200

Today I saw 10.8 miles on the screen of my Garmin. Usually there wouldn’t be anything remarkable about this distance. I’ve run it plenty of times before — twice already this week, in fact. However, today this number meant I’d accomplished something I’ve never done before.

I ran 200 miles in one month.

Actually, make that 29 days to be exact. (I took two rest days — one due to travel and the other prior to last weekend’s long run.) To some this may seem like a small feat; others might call me crazy. Truth is, it doesn’t matter what anyone else thinks. To me, reaching this milestone was better than finishing some races I’ve run. It was hard. It was time consuming. And it involved running 50 miles last week, followed by another 48 in five days.
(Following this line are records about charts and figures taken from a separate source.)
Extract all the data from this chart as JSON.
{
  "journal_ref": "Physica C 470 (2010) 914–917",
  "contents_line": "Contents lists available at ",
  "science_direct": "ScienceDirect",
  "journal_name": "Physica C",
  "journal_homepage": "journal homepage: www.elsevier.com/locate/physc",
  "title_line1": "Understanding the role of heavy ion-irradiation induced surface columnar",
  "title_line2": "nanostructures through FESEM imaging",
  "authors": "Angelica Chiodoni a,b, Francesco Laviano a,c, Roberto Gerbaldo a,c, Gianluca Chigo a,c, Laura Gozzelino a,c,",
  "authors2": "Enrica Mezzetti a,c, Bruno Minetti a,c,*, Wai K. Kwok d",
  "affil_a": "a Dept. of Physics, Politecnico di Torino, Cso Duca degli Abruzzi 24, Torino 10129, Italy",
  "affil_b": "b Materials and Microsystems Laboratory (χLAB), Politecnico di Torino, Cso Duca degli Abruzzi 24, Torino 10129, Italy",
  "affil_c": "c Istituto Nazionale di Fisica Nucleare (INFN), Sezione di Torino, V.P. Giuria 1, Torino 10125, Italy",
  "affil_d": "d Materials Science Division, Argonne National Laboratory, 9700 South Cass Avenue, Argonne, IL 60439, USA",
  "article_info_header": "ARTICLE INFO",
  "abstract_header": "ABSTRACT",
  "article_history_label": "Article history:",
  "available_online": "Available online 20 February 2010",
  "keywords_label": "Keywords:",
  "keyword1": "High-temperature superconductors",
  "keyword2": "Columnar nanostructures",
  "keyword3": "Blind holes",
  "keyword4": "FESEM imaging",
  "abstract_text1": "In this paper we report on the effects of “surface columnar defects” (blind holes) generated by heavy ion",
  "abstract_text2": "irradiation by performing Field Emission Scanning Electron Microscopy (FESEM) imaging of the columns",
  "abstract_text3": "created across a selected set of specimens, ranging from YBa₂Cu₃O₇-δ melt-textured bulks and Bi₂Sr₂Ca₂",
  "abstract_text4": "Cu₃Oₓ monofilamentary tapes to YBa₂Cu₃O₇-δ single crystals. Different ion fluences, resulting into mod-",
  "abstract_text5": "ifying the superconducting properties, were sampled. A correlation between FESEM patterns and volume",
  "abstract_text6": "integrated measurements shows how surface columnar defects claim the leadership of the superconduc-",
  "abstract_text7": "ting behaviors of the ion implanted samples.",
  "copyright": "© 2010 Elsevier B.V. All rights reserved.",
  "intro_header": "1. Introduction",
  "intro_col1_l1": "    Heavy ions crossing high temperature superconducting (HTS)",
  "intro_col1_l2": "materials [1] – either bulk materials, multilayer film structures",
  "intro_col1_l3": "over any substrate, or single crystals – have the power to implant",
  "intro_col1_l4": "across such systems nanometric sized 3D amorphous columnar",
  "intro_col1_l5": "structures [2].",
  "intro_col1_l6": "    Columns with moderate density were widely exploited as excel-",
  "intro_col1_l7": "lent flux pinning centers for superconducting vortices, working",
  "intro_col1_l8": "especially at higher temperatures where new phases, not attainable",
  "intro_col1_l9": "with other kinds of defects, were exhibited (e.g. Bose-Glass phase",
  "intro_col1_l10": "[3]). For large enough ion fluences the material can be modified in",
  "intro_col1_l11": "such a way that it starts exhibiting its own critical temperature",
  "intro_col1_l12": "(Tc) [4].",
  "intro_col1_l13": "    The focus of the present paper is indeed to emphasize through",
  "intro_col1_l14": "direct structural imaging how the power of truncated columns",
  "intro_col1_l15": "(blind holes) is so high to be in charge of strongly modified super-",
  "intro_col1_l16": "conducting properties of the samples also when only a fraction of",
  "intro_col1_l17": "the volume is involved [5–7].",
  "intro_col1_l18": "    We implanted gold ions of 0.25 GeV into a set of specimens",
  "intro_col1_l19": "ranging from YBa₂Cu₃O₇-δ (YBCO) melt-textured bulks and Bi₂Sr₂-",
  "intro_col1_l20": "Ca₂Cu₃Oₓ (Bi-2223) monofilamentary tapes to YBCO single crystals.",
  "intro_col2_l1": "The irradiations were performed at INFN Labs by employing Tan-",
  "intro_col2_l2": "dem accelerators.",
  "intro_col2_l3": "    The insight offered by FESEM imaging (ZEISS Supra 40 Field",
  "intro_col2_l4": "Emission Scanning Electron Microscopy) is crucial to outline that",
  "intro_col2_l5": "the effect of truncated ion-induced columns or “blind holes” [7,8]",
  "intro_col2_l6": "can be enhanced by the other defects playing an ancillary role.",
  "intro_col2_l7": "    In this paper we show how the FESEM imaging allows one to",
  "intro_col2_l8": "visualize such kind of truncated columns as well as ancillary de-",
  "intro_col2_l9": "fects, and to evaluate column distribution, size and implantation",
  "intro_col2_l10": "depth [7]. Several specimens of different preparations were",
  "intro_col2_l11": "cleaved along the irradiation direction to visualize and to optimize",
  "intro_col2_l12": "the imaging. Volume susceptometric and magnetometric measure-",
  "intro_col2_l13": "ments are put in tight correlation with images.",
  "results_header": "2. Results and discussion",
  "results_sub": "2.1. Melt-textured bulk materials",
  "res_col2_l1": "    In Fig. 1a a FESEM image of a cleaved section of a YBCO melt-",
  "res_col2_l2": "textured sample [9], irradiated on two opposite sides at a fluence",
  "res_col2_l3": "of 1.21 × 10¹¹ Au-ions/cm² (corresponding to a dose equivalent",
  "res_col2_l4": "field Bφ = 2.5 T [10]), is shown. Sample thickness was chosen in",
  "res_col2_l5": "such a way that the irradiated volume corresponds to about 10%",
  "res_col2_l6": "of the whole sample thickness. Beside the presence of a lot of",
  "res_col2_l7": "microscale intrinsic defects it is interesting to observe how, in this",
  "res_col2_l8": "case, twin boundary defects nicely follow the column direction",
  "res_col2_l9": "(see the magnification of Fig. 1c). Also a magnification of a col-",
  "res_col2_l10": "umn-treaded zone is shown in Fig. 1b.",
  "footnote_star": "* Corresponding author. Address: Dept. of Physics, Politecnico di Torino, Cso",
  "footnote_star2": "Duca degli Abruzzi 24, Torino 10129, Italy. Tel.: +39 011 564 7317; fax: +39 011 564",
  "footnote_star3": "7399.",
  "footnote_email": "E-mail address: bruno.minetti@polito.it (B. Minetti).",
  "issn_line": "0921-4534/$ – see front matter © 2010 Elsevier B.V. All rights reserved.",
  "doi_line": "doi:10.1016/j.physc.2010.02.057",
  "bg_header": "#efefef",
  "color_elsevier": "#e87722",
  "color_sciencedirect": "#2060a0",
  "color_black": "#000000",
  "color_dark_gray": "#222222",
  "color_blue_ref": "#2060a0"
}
On Wednesday, when I was sitting at 180 for the month, I had my doubts as to whether I could hit 200. Twenty miles in two days seemed unimaginable given what I’d been asking of my body lately. My right achilles tendon was achey, my shoulders were tight, and I wasn’t sure if my body would cooperate. But I should’ve known better than to doubt myself.

If there’s one thing I’ve learned from running it’s that the human body is capable of amazing things. It’s the mind that takes some coercing. Self-doubt is a distance runner’s biggest enemy, and it’s one I’m all too familiar with. I often tell people that running a marathon is 90% mental and 10% physical. I’m so fond of this expression that there’s a sign placed on the course of the Akron Marathon each year that quotes me as saying something along these lines. Unfortunately, I’ve not always been good at following my own advice.

Four years ago, I got a concussion playing soccer, and I was unable to run for a long time. All the hours I’d put into training suddenly seemed worthless. There was nothing I could do to keep from losing the momentum and fitness I’d built up. All I could do was watch it slowly fade away. This made me sad and frustrated, but worst of all, it filled me with self-doubt. I thought I’d never get back to the level I was at before the injury. It just seemed too daunting, too time-consuming, and too painful. So I didn’t try…not even after the doctor told me to “hit the road,” again.

Running has always been a part of who I am, and in not doing it, I became someone else. Someone I didn’t like very much.

My sophomore year of high school, my best friend gave me a photocopy of an article from Runner’s World titled “Most Myself.” It was written by a woman who felt her best, her most confident, her most beautiful out on a run — wearing a t-shirt and running shorts with her sweaty ponytail swinging behind her. It’s funny how random things, like that photocopy, have stayed with me over the years. The truth is that I’m a lot like the article’s author. The road is where I feel most at peace with myself.

When I stopped running, I lost that feeling. I’d like to tell you that it was easy to get back, but it wasn’t easy at all. It was really difficult and it took me a long time and a lot of miles. However, finding it again has made me a stronger runner and a stronger person. So when I looked down at my Garmin this morning and saw 10.8 miles, I didn’t feel tired or sore. I didn’t feel my achey achilles or tight shoulders. I felt at peace. I felt happy. I felt like myself. There was no doubt about it.

Butterflies

Swarms of yellow and black butterflies have descended on the park near my house. Today, I counted 23 of them during my short five-mile run. I don’t mind their company. They make it seem as if I’m running through some sort of fairytale land. Their presence is also appropriate since I feel as if I’ve swallowed a few lately. (Figuratively, not literally.) Tomorrow, I will attempt to do something I’ve never done in all the years I’ve been running. I’m not sure whether I’ll make it, or if my body will cooperate, but I’m hoping the butterflies are a good omen.

License Plate Assumptions

On days, like today, when I do my hill workout through a nearby neighborhood, I often see an old Sebring Convertible parked outside a cute little cottage-looking house. The license plate on the car is “Topluss.” I know that it’s referring to the car, but I have this vision of the car’s owner — who I imagine is a middle-age lady with wild, curly red hair — driving around town in nothing but pants and a pair of oversized sunglasses. The thought always makes me giggle out loud. Fortunately, nobody ever hears me. I run early in the morning when most sane people are sitting at their kitchen tables sipping coffee, not sweating through seven to 10 miles. Today someone did hear me, though. It was the owner of the Topluss car…who happens to be an older, fairly portly gentleman with just a tad bit of brown hair above each ear. Totally not what I expected. Then again, maybe it’s not his car. Perhaps he was borrowing it from his wife…who I suspect has wild, curly red hair.